In Libya there will be a lack of a credible local partner. The rebels are politically and militarily weak. Indeed, if this had not been so, there would have been no need for foreign intervention.

The local leaders who rise to the top in these circumstances are usually those who speak the best English and get on with the US and its allies.

There is a further complication. Libya is an oil state like Iraq, and oil wealth tends to bring out the worst in almost everybody. It leads to autocracy because whoever controls the oil revenues can pay for powerful security forces and ignore the public.

Few states wholly reliant on oil are democracies. Aspirant Libyan leaders could put themselves in a position to make a lot of money. Already there are signs that David Cameron, Hillary Clinton and Nicolas Sarkozy are coming to believe too much of their own propaganda, particularly over Arab League support for air strikes.

Diplomats normally contemptuous of the views of the Arab League suddenly treat its call for a no-fly zone as evidence that the Arab world favours intervention.

This could change very fast. Arab League leaders are mostly people whom the “Arab Awakening” is trying to displace. Military participation in action against the Libyan government is expected from the UAE and Qatar, members of the Gulf Co-operation Council that clubs together Gulf monarchies.

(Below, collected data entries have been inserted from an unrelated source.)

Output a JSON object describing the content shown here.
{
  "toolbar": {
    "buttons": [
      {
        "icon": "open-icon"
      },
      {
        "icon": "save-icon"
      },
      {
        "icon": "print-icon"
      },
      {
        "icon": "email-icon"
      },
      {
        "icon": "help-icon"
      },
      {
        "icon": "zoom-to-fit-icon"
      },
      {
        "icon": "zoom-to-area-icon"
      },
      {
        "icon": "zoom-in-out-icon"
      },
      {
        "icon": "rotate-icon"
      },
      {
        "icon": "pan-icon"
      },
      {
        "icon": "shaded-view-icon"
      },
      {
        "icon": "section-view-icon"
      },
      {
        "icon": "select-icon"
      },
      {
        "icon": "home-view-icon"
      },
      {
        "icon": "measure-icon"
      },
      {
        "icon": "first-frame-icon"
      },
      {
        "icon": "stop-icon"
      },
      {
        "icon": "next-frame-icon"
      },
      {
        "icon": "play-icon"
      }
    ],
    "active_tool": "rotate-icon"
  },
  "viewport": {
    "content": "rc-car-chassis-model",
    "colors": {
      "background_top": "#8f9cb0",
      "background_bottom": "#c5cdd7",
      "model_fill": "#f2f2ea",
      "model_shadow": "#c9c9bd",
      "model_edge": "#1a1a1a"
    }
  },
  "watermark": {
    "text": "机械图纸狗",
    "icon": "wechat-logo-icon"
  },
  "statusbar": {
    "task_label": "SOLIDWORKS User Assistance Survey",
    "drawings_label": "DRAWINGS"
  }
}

This is the same GCC that has just sent troops to Bahrain to help the government crush pro-democracy protests. The worst verifiable atrocity in the Arab world in the past week was not in Libya but in Yemen, where pro-government gunmen machine-gunned an unarmed demonstration last Friday, killing 52 people.

In terms of the exercise of real authority, Qaddafi is likely to be replaced not by Libyans but by foreign powers. It will not take much for their actions to be seen as hypocritical and self-serving, and resisted as such.